VIDEO: Florida phosphate plant emergency due to imminent risk of waste spill


File photo of Florida Governor Ron DeSantis.

Photo: Joe Raedle / Getty Images

Miami Florida – Operators and specialists carry out this Saturday controlled discharges of a waste liquid tank from a phosphate processing plant in western Florida closed since 2001 due to the appearance of cracks and leaks, in order to prevent it from breaking down and causing an ecological disaster.

The inhabitants of some 15 or 20 houses and the owners and employees of a few businesses located within a radius of one mile (1.6 kilometers) of the plant are subject to an evacuation order from this Friday afternoon and the access roads to the area is cut off today Saturday.
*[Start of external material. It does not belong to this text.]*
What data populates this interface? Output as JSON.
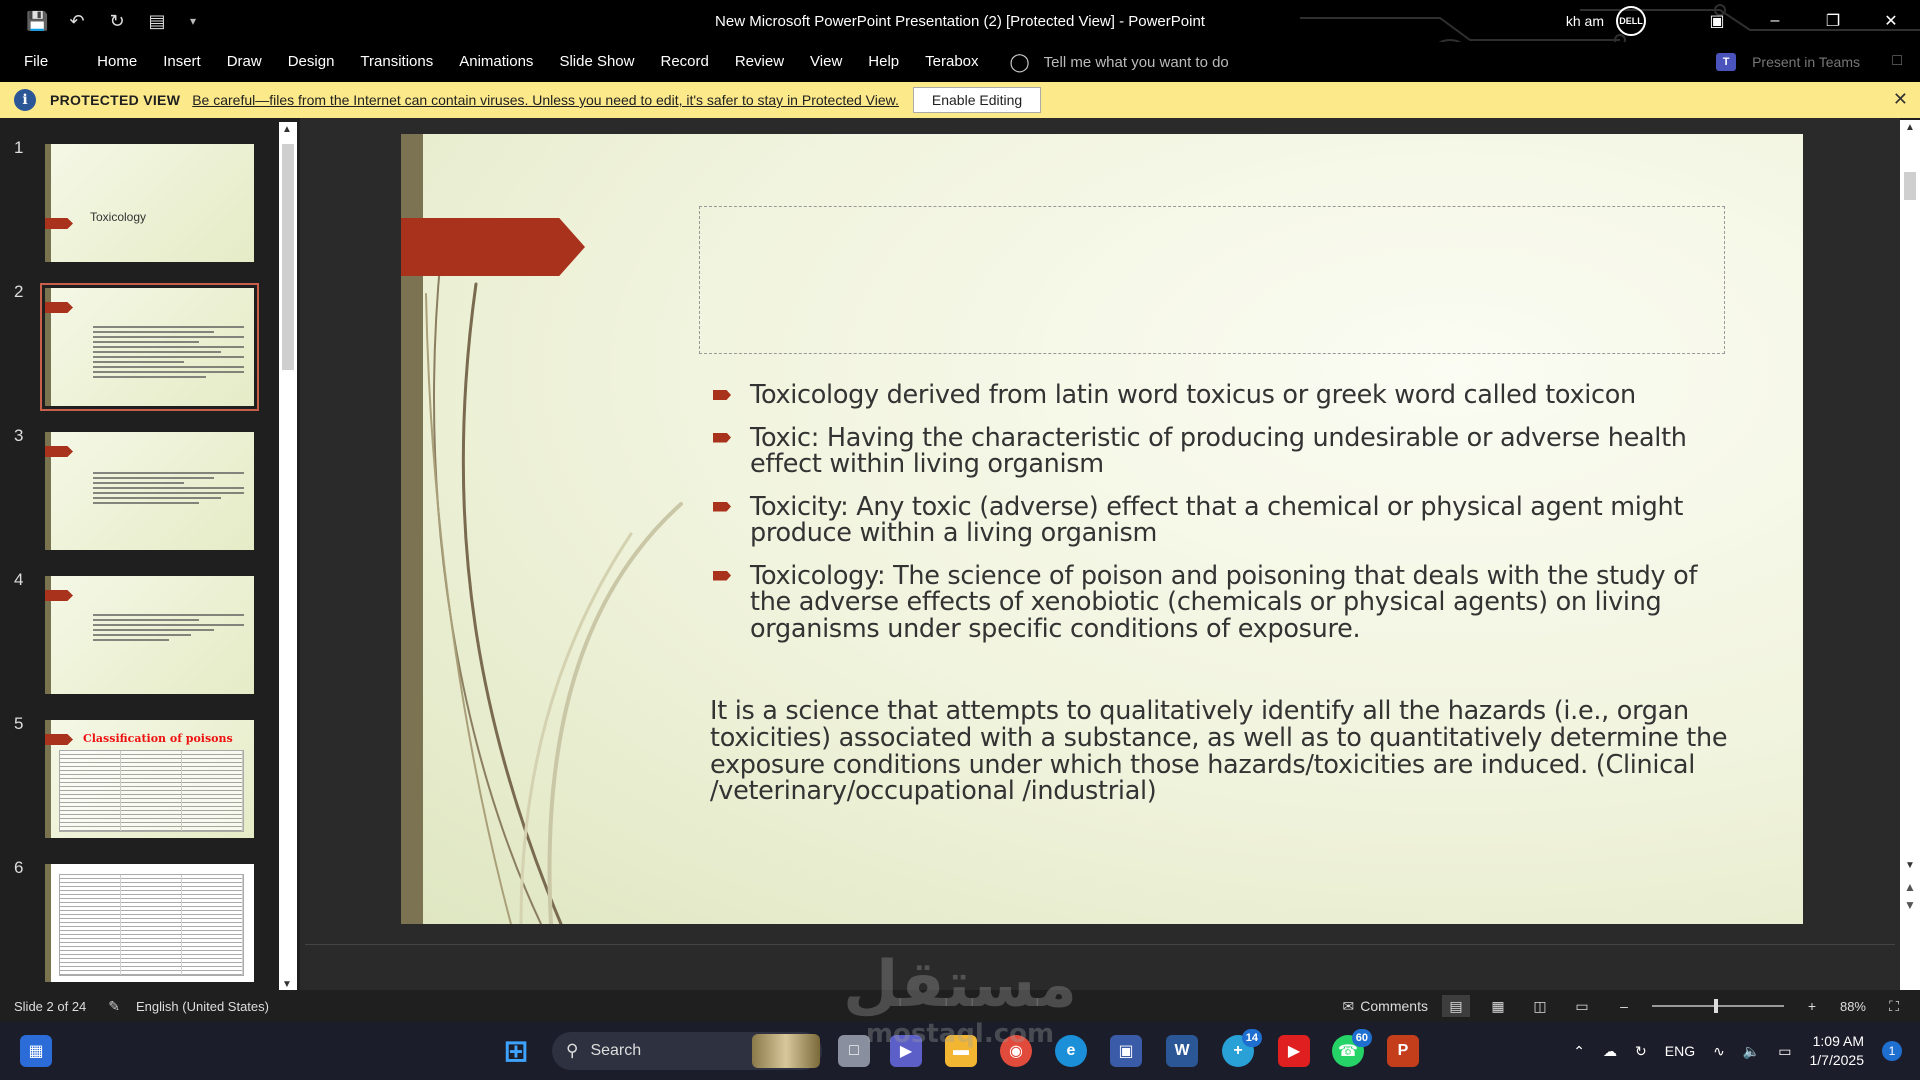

All were warned of the possibility of an “imminent and uncontrolled discharge” of the water from the pond. the former Piney Point plant, owned by HRK Holdings, said Local Channel 10 in Tampa, a city about 280 miles (450 km) northwest of Miami.

Florida Governor Ron DeSantis declared a state of emergency in Manatee County in order to “ensure that resources are allocated if response and recovery is needed” in the event of the raft rupturing.

According to information provided by Manatee County authorities, on Friday, April 2, several cracks were found in the pool, the bottom of which already had a “significant leak”.

According to Local 10, it contains between 700 and 800 million gallons (2,600 and 3,000 million liters) of liquid and to relieve the pressure, controlled discharges are carried out through pipes that drain into Port Manatee, in Tampa Bay, which has caused the alarm of environmental groups.

The company that owns the plant is actively involved in the unloading process.

Approximately 22,000 gallons (83,200 liters) per minute are being removed from the pond, according to Spectrum News.

The pond contains water used in the processing of phosphates, seawater drawn during drainage from a nearby port, and rainwater and storm drains.

According to the Florida Department of the Environment, it is a slightly acidic water with ammonia, phosphorus and nitrogen content, but not at a level that could be “worrying”.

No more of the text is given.